Using BWA Index and i get 5 output files, but BWA-mem asks for just 1
1
1
Entering edit mode
6.3 years ago
SaltedPork ▴ 170

I'm using 1000 genomes pilot data, I've downloaded 3 zipped files. And I then use all three in the same command so it looks like this:

bwa index input_1.fastq input_2.fastq input_3.fastq

This produces 5 files, 2 are binary and 3 are fastq again.

But the usage for BWA-mem asks that the index be specified as 1 file, what's going on here? thanks!

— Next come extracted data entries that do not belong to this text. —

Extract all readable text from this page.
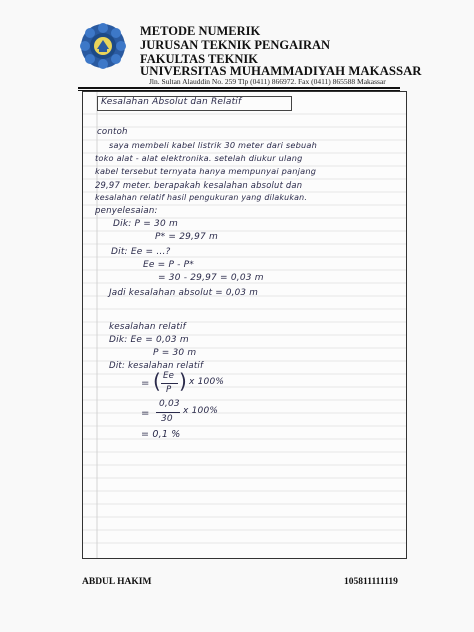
METODE NUMERIK
JURUSAN TEKNIK PENGAIRAN
FAKULTAS TEKNIK
UNIVERSITAS MUHAMMADIYAH MAKASSAR
Jln. Sultan Alauddin No. 259 Tlp (0411) 866972. Fax (0411) 865588 Makassar
Kesalahan Absolut dan Relatif
contoh
saya membeli kabel listrik 30 meter dari sebuah
toko alat - alat elektronika. setelah diukur ulang
kabel tersebut ternyata hanya mempunyai panjang
29,97 meter. berapakah kesalahan absolut dan
kesalahan relatif hasil pengukuran yang dilakukan.
penyelesaian:
Dik: P = 30 m
P* = 29,97 m
Dit: Ee = ...?
Ee = P - P*
= 30 - 29,97 = 0,03 m
Jadi kesalahan absolut = 0,03 m
kesalahan relatif
Dik: Ee = 0,03 m
P = 30 m
Dit: kesalahan relatif
= ( Ee
P ) x 100%
=
0,03
30
x 100%
= 0,1 %
ABDUL HAKIM	105811111119
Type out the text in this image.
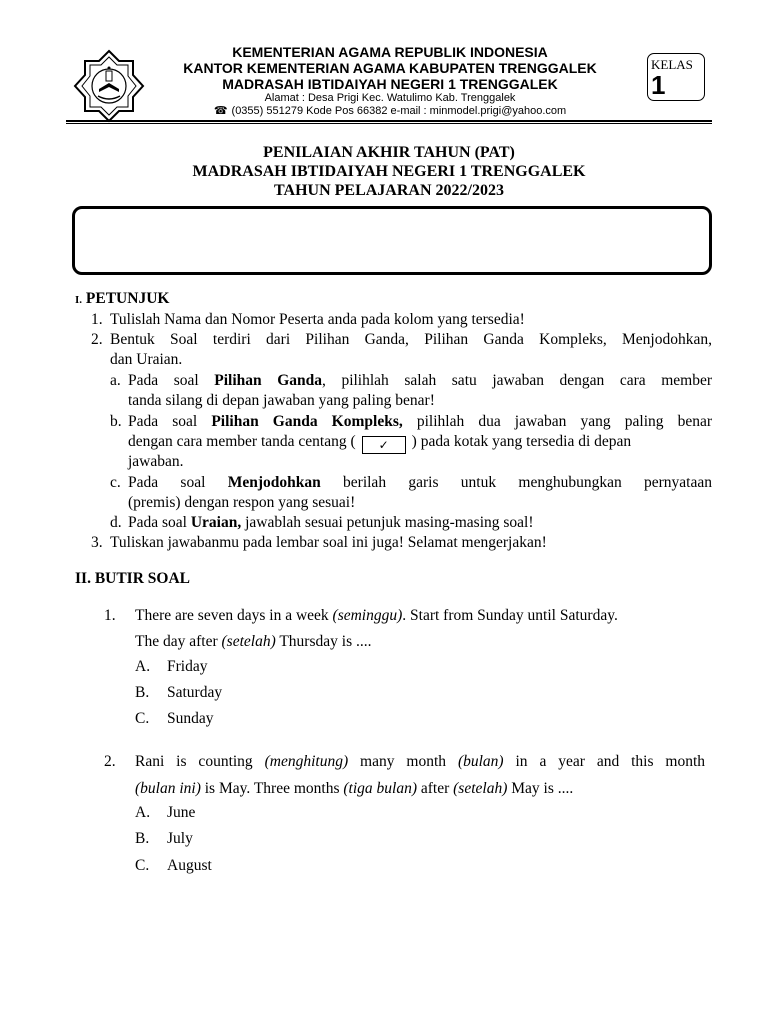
KEMENTERIAN AGAMA REPUBLIK INDONESIA
KANTOR KEMENTERIAN AGAMA KABUPATEN TRENGGALEK
MADRASAH IBTIDAIYAH NEGERI 1 TRENGGALEK
Alamat : Desa Prigi Kec. Watulimo Kab. Trenggalek
☎ (0355) 551279 Kode Pos 66382 e-mail : minmodel.prigi@yahoo.com
KELAS
1
PENILAIAN AKHIR TAHUN (PAT)
MADRASAH IBTIDAIYAH NEGERI 1 TRENGGALEK
TAHUN PELAJARAN 2022/2023
I. PETUNJUK
1. Tulislah Nama dan Nomor Peserta anda pada kolom yang tersedia!
2. Bentuk Soal terdiri dari Pilihan Ganda, Pilihan Ganda Kompleks, Menjodohkan,
dan Uraian.
a. Pada soal Pilihan Ganda, pilihlah salah satu jawaban dengan cara member
tanda silang di depan jawaban yang paling benar!
b. Pada soal Pilihan Ganda Kompleks, pilihlah dua jawaban yang paling benar
dengan cara member tanda centang ( ✓ ) pada kotak yang tersedia di depan
jawaban.
c. Pada soal Menjodohkan berilah garis untuk menghubungkan pernyataan
(premis) dengan respon yang sesuai!
d. Pada soal Uraian, jawablah sesuai petunjuk masing-masing soal!
3. Tuliskan jawabanmu pada lembar soal ini juga! Selamat mengerjakan!
II. BUTIR SOAL
1. There are seven days in a week (seminggu). Start from Sunday until Saturday.
The day after (setelah) Thursday is ....
A. Friday
B. Saturday
C. Sunday
2. Rani is counting (menghitung) many month (bulan) in a year and this month
(bulan ini) is May. Three months (tiga bulan) after (setelah) May is ....
A. June
B. July
C. August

bwa BWA bwa-index • 8.4k views
0
Entering edit mode

Hi, I was working to make an index file for bacterial genomes by using BWA command

bwa index -a bwtsw bacterial_genomes.fna

This command was working from last 4 days and was functional due to big database, suddenly due to power outage this command was interrupted. I want to continue this command from last point where it was working before power outage. Please help me regarding this issue.

0
Entering edit mode

No you can't do that. You have to start over. There is no way around this.

3
Entering edit mode
6.3 years ago
GenoMax 125k

One does not index fastq files. One would index the genome fasta that you want to search against using the fastq files.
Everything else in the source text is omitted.